Ähnlich wie ein Coach seinen Sportlern Teamgeist vermittelt, ist es beim Segeln wichtig, sämtliche Personen an Bord einzubeziehen und entsprechend ihren Fähigkeiten einzusetzen. Es geht darum, die Mitsegler zu motivieren, ohne autoritär zu wirken und sie zu verängstigen. Freude und Enthusiasmus sollen vermittelt werden. Gute Coachs reden übrigens in der Wir-Form, denn sie fühlen sich mitten ins Geschehnis involviert, statt sich selbst als Führer an der Spitze zu sehen. Ein motivierender Skipper steht auch nicht ständig am Ruder oder sitzt ewig in der Navi-Ecke, um das Schiff von dort zu führen, sondern sieht eine persönliche Freude darin, wenn sich die Crew mit Eigeninitiative und Lernbegierde entwickeln möchte und Eigenverantwortung übernimmt. Ebenso hilft es wenig, einen Schuldigen für ein Missgeschick zu suchen, um ihm die alleinige Verantwortung in die Schuhe zu schieben. Stattdessen analysieren gute Skipper ein Problem anschließend gemeinsam mit der Crew und streben dabei hilfreiche Lösungsstrategien für den zukünftigen Umgang mit diesen oder ähnlichen Schwierigkeiten an. Oftmals ist hierbei kreativer Einfallsreichtum gefragt, wenn beispielsweise Klebeband und Stahldraht eingesetzt werden, um die verrücktesten Reparaturen notdürftig durchzuführen, bis Zugang zu einer besseren Möglichkeit gegeben ist. Anstatt ausschließlich Wissen und Kompetenzen zu vermitteln, soll die Crew zu aktiver Problemlösung aufgefordert werden. Was zudem den wunderbaren Nebeneffekt hat, dass der Skipper nicht alles im Alleingang lösen muss.

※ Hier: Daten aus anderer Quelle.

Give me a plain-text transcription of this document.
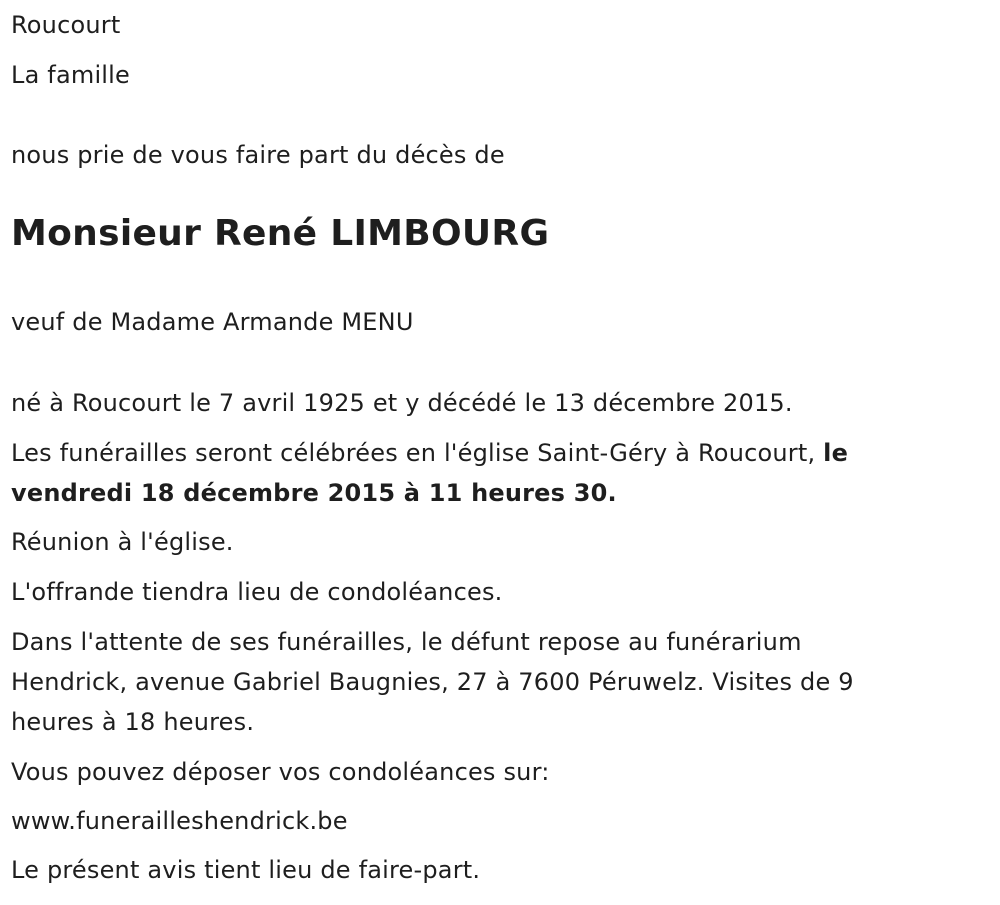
Roucourt
La famille
nous prie de vous faire part du décès de
Monsieur René LIMBOURG
veuf de Madame Armande MENU
né à Roucourt le 7 avril 1925 et y décédé le 13 décembre 2015.
Les funérailles seront célébrées en l'église Saint-Géry à Roucourt, le
vendredi 18 décembre 2015 à 11 heures 30.
Réunion à l'église.
L'offrande tiendra lieu de condoléances.
Dans l'attente de ses funérailles, le défunt repose au funérarium
Hendrick, avenue Gabriel Baugnies, 27 à 7600 Péruwelz. Visites de 9
heures à 18 heures.
Vous pouvez déposer vos condoléances sur:
www.funerailleshendrick.be
Le présent avis tient lieu de faire-part.
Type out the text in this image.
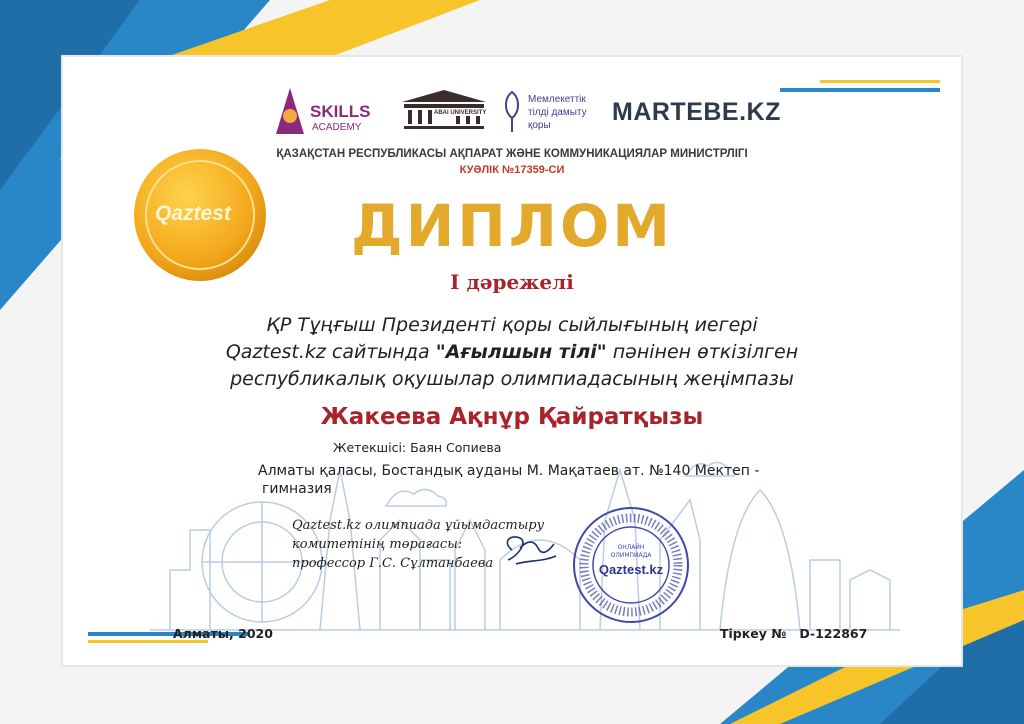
SKILLS
ACADEMY
ABAI UNIVERSITY
Мемлекеттік
тілді дамыту
қоры MARTEBE.KZ
ҚАЗАҚСТАН РЕСПУБЛИКАСЫ АҚПАРАТ ЖӘНЕ КОММУНИКАЦИЯЛАР МИНИСТРЛІГІ
КУӘЛІК №17359-СИ
Qaztest	ДИПЛОМ
I дәрежелі
ҚР Тұңғыш Президенті қоры сыйлығының иегері
Qaztest.kz сайтында "Ағылшын тілі" пәнінен өткізілген
республикалық оқушылар олимпиадасының жеңімпазы
Жакеева Ақнұр Қайратқызы
Жетекшісі: Баян Сопиева
Алматы қаласы, Бостандық ауданы М. Мақатаев ат. №140 Мектеп -
гимназия
Qaztest.kz олимпиада ұйымдастыру
комитетінің төрағасы:
профессор Г.С. Сұлтанбаева
ОНЛАЙН
ОЛИМПИАДА
Qaztest.kz
Алматы, 2020	Тіркеу №   D-122867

Eine konstruktive Grundhaltung – besonders wenn die Crew noch sehr mit ihren mangelhaften Fähigkeiten zu kämpfen hat – ist dabei für den Skipper-Coach, sich immer wieder selbst an seine unerfahrenen Zeiten und eigenen Schwierigkeiten und Fehlleistungen zu erinnern. Ein guter Coach erkennt die Fähigkeiten, das Potenzial sowie die Grenzen jedes einzelnen Mitglieds seiner Crew. Entsprechend versucht er, jeden nach dessen Möglichkeiten und persönlichen Zielen individuell zu fördern und einzusetzen.

Die guten Absichten des Führer-Skippers

Den richtigen Führungsstil als Skipper zu finden, kann sehr schwierig sein. Die Absicht des eigenen Handelns als Skipper und die daraus resultierende Wirkung auf die Crew passen nicht immer harmonisch zusammen. Oftmals haben Skipper die beste Intension, agieren oder drücken sich dann aber so ungeschickt aus, dass alles unglücklicherweise völlig anders bei der Crew ankommt als beabsichtigt.

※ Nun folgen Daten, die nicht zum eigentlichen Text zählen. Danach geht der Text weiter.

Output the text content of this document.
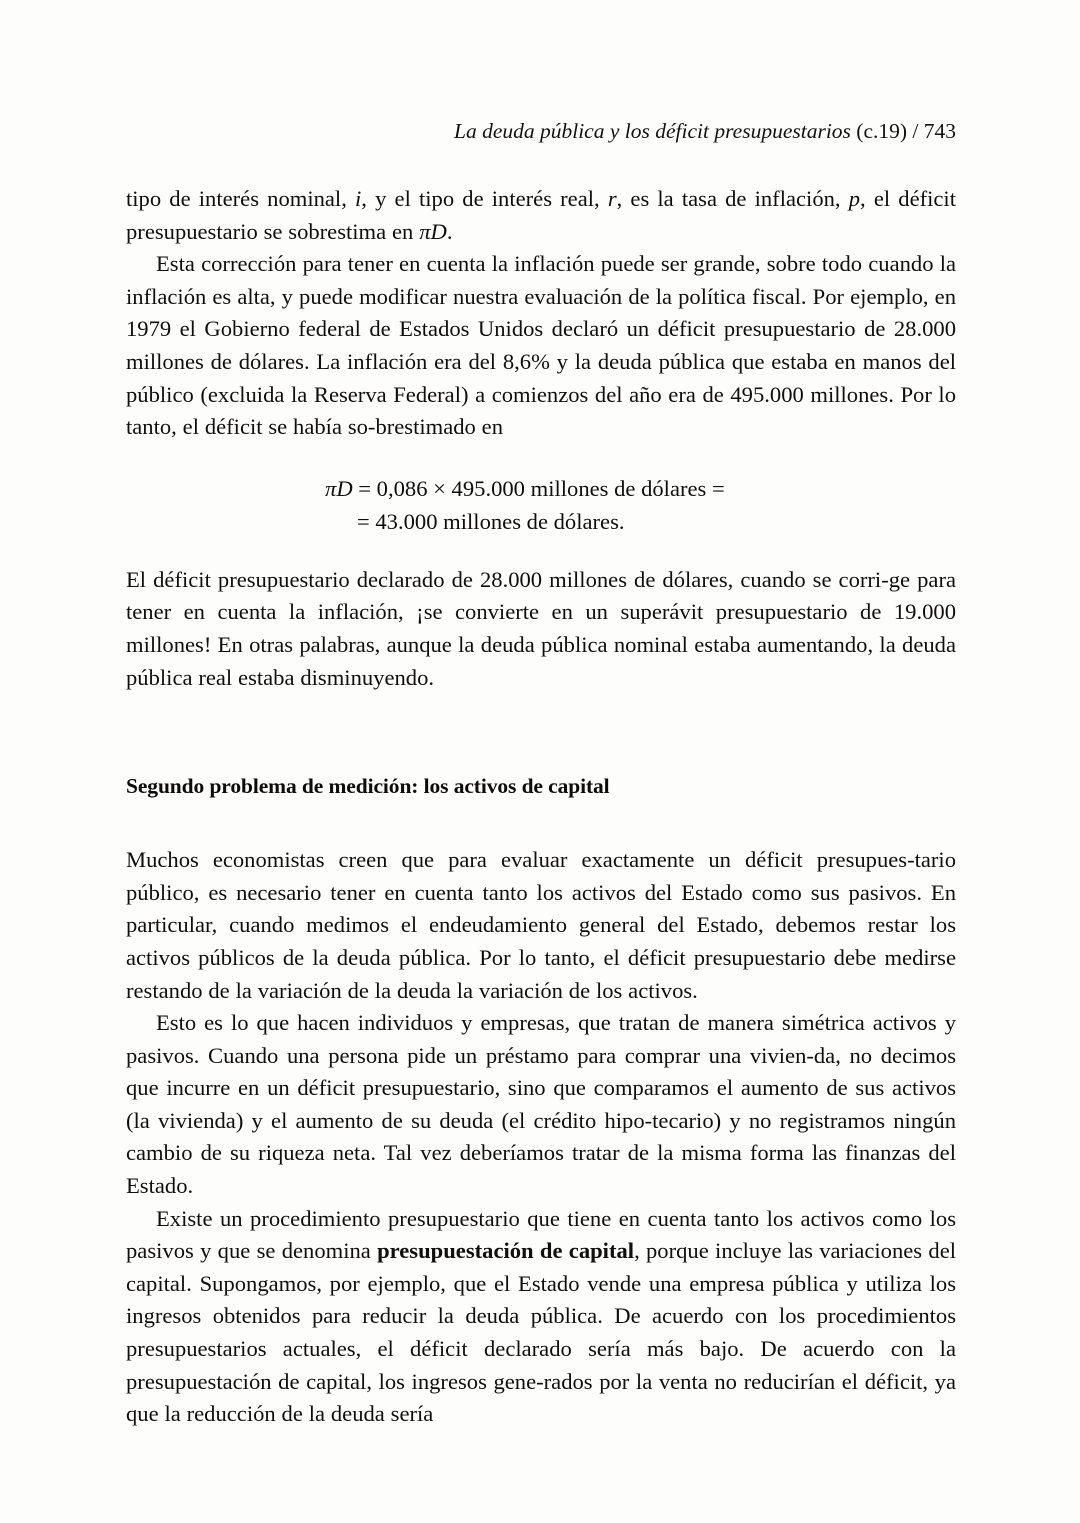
La deuda pública y los déficit presupuestarios (c.19) / 743

tipo de interés nominal, i, y el tipo de interés real, r, es la tasa de inflación, p, el déficit presupuestario se sobrestima en πD.

Esta corrección para tener en cuenta la inflación puede ser grande, sobre todo cuando la inflación es alta, y puede modificar nuestra evaluación de la política fiscal. Por ejemplo, en 1979 el Gobierno federal de Estados Unidos declaró un déficit presupuestario de 28.000 millones de dólares. La inflación era del 8,6% y la deuda pública que estaba en manos del público (excluida la Reserva Federal) a comienzos del año era de 495.000 millones. Por lo tanto, el déficit se había so-brestimado en

πD = 0,086 × 495.000 millones de dólares =
= 43.000 millones de dólares.

El déficit presupuestario declarado de 28.000 millones de dólares, cuando se corri-ge para tener en cuenta la inflación, ¡se convierte en un superávit presupuestario de 19.000 millones! En otras palabras, aunque la deuda pública nominal estaba aumentando, la deuda pública real estaba disminuyendo.

Segundo problema de medición: los activos de capital

Muchos economistas creen que para evaluar exactamente un déficit presupues-tario público, es necesario tener en cuenta tanto los activos del Estado como sus pasivos. En particular, cuando medimos el endeudamiento general del Estado, debemos restar los activos públicos de la deuda pública. Por lo tanto, el déficit presupuestario debe medirse restando de la variación de la deuda la variación de los activos.

Esto es lo que hacen individuos y empresas, que tratan de manera simétrica activos y pasivos. Cuando una persona pide un préstamo para comprar una vivien-da, no decimos que incurre en un déficit presupuestario, sino que comparamos el aumento de sus activos (la vivienda) y el aumento de su deuda (el crédito hipo-tecario) y no registramos ningún cambio de su riqueza neta. Tal vez deberíamos tratar de la misma forma las finanzas del Estado.

Existe un procedimiento presupuestario que tiene en cuenta tanto los activos como los pasivos y que se denomina presupuestación de capital, porque incluye las variaciones del capital. Supongamos, por ejemplo, que el Estado vende una empresa pública y utiliza los ingresos obtenidos para reducir la deuda pública. De acuerdo con los procedimientos presupuestarios actuales, el déficit declarado sería más bajo. De acuerdo con la presupuestación de capital, los ingresos gene-rados por la venta no reducirían el déficit, ya que la reducción de la deuda sería
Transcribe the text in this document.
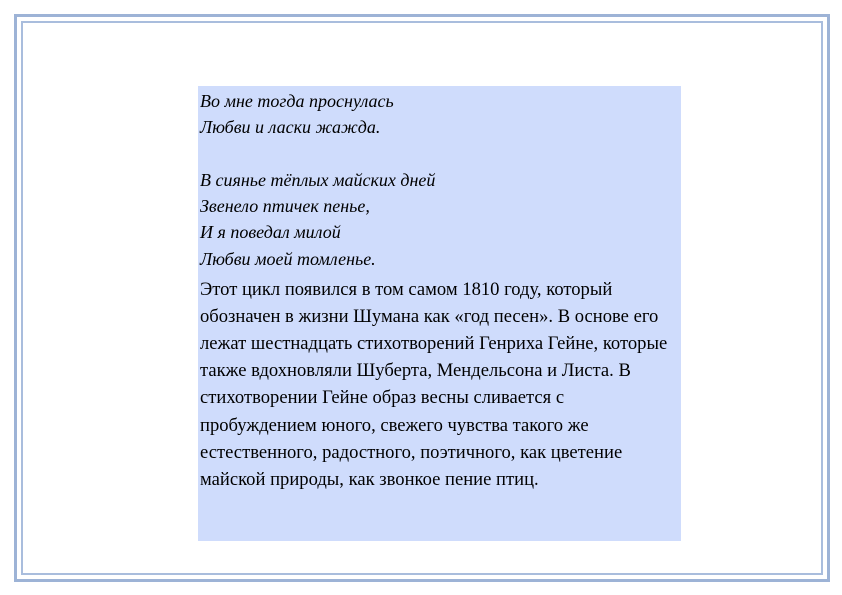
Во мне тогда проснулась
Любви и ласки жажда.
В сиянье тёплых майских дней
Звенело птичек пенье,
И я поведал милой
Любви моей томленье.

Этот цикл появился в том самом 1810 году, который обозначен в жизни Шумана как «год песен». В основе его лежат шестнадцать стихотворений Генриха Гейне, которые также вдохновляли Шуберта, Мендельсона и Листа. В стихотворении Гейне образ весны сливается с пробуждением юного, свежего чувства такого же естественного, радостного, поэтичного, как цветение майской природы, как звонкое пение птиц.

Wenn ein Skipper beispielsweise versucht, klar verständliche Anweisungen zu geben, kann es stattdessen bei der Crew so ankommen, als hätte sich der nette Skipper unvermittelt in den bösen Captain Bligh verwandelt, sobald er das Deck seines Schiffes betreten hat. Obwohl der grundsätzlich liebe Ehe-Skipper in bester Absicht die Seefahrertradition hochhalten möchte, also sein Schiff auf eine klare Weise führen will, wie es vor ihm schon die vielen Kapitäne der alten Rahsegler getan haben, kann es sein, dass er von seiner Crew völlig missverstanden wird. Nicht selten werden klare Anweisungen als Unfreundlichkeit, Dominanzgebaren oder Anschreien aufgefasst, obwohl der Skipper nur mit etwas lauterer Stimme den Motor und den Wind übertönen wollte, die Totallänge seines Bootes mit der Länge eines Rahseglers verwechselt hat und verständlich und deutlich zu erklären versuchte, wie das Manöver zu fahren ist, damit alle »Mann« in der Besatzung es verstehen.

Versucht der liebe Skipper andererseits, motivierend zu wirken, kann dies beispielsweise als »ungeduldig« aufgefasst werden. Und wenn er sich einer bestimmten Aufgabe mit voller Konzentration widmet, kann dies als »engstirnig« und »einseitig« von der Crew interpretiert werden.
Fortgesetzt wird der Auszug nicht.